GRA 6534 Investments
GRA 6534 Investments
In this course you will be introduced to major issues currently of concern to all investors. It will give you the skills to conduct a sophisticated assessment of debates on current issues covered by both the popular (especially digital) media as well as more specialized finance journals. The course will familiarize students with the financial markets and will provide an introduction to the theory and practices of investments for both individual investors as well as for funds. The course will emphasize the international dimension of the investment process and will introduce sustainable short-term and long-term investment strategies.
Provide students with an understanding of the structure of the global financial system, the role of finance for economic development, and how the money flows. Understand the importance of financial market efficiency, and learn the concepts of allocative and informational efficiency.
Internalize the principles of investments in bonds and stocks, and a profound understanding of the risk - expected return tradeoff and its implications for asset pricing. Emphasis will be given to understanding recent developments in the financial markets described in the digital financial press.

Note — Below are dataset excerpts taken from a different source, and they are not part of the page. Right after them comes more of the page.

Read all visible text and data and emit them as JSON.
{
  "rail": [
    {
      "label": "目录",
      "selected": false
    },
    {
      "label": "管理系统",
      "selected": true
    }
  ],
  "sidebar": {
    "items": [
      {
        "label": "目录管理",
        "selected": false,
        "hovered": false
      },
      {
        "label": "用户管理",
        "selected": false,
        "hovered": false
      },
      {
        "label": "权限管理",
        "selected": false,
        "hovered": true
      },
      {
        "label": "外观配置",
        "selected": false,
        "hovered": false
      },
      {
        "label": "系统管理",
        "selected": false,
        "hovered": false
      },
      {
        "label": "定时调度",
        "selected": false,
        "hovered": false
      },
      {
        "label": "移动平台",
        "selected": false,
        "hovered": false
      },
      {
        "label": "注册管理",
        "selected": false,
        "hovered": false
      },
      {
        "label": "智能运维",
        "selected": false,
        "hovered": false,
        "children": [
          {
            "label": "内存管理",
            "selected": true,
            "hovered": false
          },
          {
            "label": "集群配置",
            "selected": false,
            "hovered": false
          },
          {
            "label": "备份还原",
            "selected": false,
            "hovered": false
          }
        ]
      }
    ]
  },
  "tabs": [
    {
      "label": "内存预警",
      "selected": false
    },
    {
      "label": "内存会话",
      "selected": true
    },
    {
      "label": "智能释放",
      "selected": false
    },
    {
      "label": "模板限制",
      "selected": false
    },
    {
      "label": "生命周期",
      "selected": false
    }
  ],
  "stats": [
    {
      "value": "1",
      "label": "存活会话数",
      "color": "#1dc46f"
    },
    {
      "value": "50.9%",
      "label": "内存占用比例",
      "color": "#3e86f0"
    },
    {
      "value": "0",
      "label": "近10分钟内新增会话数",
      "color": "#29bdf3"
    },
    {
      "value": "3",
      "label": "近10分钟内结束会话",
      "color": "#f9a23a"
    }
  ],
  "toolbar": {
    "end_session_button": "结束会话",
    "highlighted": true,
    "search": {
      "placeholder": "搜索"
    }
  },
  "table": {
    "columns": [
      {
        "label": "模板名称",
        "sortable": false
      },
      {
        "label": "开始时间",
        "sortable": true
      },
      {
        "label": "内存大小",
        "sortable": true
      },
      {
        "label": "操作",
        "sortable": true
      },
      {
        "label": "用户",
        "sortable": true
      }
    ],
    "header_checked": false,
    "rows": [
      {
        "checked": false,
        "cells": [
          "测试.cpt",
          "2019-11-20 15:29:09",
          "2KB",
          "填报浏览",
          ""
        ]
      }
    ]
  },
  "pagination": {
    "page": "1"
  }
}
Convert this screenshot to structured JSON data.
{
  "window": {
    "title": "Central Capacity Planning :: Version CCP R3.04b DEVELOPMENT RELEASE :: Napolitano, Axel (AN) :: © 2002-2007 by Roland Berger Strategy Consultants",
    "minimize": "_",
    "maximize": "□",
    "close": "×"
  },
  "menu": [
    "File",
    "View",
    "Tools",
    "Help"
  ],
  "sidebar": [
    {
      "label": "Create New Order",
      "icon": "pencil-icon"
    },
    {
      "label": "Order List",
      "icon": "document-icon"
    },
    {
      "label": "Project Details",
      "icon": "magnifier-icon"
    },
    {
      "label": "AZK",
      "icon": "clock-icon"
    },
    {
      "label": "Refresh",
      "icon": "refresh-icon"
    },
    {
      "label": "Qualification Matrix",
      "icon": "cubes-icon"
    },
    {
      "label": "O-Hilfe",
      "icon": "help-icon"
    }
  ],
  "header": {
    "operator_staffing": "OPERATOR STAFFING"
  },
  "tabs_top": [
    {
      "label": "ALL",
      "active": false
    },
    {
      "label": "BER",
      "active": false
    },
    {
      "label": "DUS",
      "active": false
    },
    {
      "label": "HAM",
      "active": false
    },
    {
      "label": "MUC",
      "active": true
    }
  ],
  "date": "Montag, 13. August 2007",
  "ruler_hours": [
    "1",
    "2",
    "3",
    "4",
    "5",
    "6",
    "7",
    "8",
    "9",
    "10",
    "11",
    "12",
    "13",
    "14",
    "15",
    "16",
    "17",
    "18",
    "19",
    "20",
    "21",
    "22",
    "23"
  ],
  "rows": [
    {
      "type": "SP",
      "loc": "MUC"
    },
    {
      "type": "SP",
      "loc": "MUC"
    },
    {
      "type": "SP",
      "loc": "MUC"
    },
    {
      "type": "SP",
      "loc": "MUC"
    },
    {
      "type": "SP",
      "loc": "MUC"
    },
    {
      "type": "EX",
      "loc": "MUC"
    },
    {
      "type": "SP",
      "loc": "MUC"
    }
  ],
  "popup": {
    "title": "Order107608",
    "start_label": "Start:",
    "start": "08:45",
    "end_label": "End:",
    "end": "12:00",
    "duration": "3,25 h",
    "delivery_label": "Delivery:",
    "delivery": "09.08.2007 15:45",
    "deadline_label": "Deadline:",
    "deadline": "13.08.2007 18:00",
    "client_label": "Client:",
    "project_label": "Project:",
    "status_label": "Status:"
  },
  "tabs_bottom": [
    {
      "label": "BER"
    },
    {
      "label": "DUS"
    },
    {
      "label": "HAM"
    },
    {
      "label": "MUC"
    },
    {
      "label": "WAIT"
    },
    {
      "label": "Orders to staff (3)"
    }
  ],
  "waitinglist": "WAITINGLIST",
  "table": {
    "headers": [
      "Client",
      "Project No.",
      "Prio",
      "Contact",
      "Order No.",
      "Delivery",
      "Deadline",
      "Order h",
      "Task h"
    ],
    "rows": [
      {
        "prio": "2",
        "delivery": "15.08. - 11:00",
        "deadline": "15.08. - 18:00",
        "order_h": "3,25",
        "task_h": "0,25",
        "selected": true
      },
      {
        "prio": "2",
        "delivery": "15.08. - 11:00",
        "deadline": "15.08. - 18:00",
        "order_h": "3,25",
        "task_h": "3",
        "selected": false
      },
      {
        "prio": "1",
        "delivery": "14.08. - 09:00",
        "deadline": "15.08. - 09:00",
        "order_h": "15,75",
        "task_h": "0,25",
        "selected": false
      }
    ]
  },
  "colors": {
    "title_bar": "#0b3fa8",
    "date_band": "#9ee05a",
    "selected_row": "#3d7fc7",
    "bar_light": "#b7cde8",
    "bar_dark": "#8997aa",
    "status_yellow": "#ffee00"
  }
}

Among the skills students will acquire:
- Constructing the term structure of interest rates.
- Conducting portfolio immunization.
- Constructing optimal portfolios.
- Evaluating, quantitatively and qualitatively, the performance of mutual funds and hedge funds.
- Understanding the ethical issues that arise when making investment decisions, with a special focus on green bonds, hedging climate-change risks, and ESG factors.
- Critical reflection and thinking, together with developing deep insights regarding the dynamics of the financial markets.
- Ability to compare the historical performance of financial markets with their current dynamics and future prospects, in a rapidly-changing global economic situation.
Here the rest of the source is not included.